I have some embedded code that writes commands to a memory address to control a peripherial like so:
void intelStartEraseBlock(uint16_t *wordAddress) {
*wordAddress = 0x20; //block erase
*wordAddress = 0xD0; //block erase confirm
}
I suspect that the optimizer is skipping the first assignment. Is this a job for volatile? or is there a better solution...
Note: this is legacy api code, so I don't plan of refactoring much. I am looking for a 'local' fix here.
That's exactly why the volatile keyword was created. This is the classical example of its usage.
Yes, just declare wordAddress as a pointer to volatile data:
void intelStartEraseBlock(volatile uint16_t *wordAddress) {
...
}
The volatile keyword tells the compiler that the semantics have to match up with the abstract virtual machine specified by the C language -- in other words, every time you write to a volatile variable, the code has to actually write to memory, and every time you read from a volatile variable, the code has to actually read from memory.

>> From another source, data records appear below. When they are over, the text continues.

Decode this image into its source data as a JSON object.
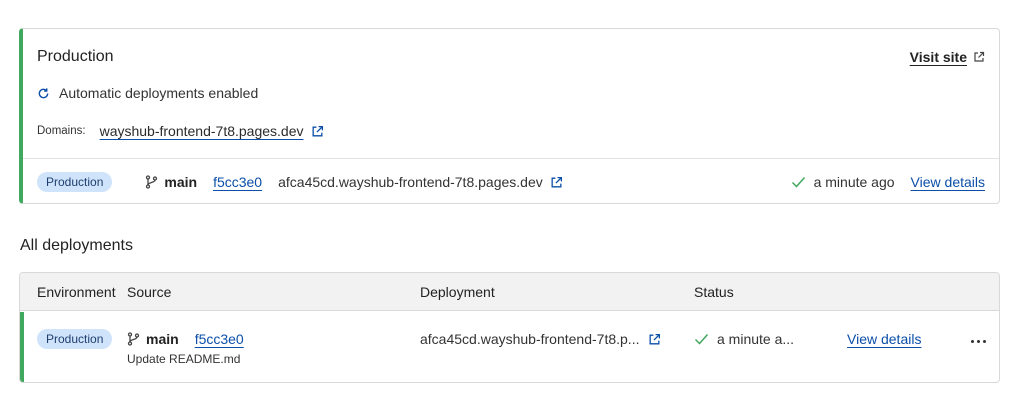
{
  "production": {
    "title": "Production",
    "visit_site": "Visit site",
    "auto_deploy": "Automatic deployments enabled",
    "domains_label": "Domains:",
    "domain": "wayshub-frontend-7t8.pages.dev",
    "latest": {
      "env_badge": "Production",
      "branch": "main",
      "commit": "f5cc3e0",
      "deployment_url": "afca45cd.wayshub-frontend-7t8.pages.dev",
      "status": "a minute ago",
      "view_details": "View details"
    }
  },
  "all_deployments": {
    "title": "All deployments",
    "columns": [
      "Environment",
      "Source",
      "Deployment",
      "Status"
    ],
    "rows": [
      {
        "environment": "Production",
        "branch": "main",
        "commit": "f5cc3e0",
        "commit_message": "Update README.md",
        "deployment": "afca45cd.wayshub-frontend-7t8.p...",
        "status": "a minute a...",
        "view_details": "View details"
      }
    ]
  },
  "colors": {
    "accent_green": "#41a85f",
    "link_blue": "#0b4fa8",
    "badge_bg": "#cfe3fb"
  },
  "icons": [
    "external-link-icon",
    "refresh-icon",
    "branch-icon",
    "check-icon",
    "more-icon"
  ]
}
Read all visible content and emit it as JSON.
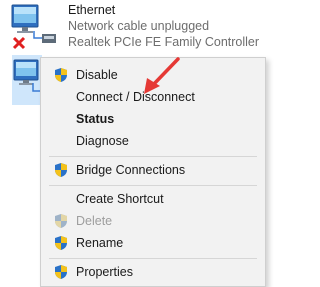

The compiler is not allowed to optimize away these reads and writes, even if it thinks they are redundant.
Note that it must be the pointed-to data which is declared volatile, not the pointer itself. Like the const keyword, it makes a big difference. Since wordAddress is itself a variable on the stack, we don't care of reads/writes of it actually go out to the stack memory, but we do care that the memory it points to (presumably some type of memory-mapped I/O) is actually read/written.
uint16_t volatile* is identical to volatile uint16_t* (just like const char* is identical to char const*. It is uint16_t * volatile which is wrong -- that declares a volatile pointer to non-volatile data.
Jul 6, 2012 at 14:21
Unless your operating system provides some other mechanism for doing this kind of thing then yes, volatile is a good solution.
void intelStartEraseBlock(volatile uint16_t *wordAddress) {
*wordAddress = 0x20; //block erase
*wordAddress = 0xD0; //block erase confirm
}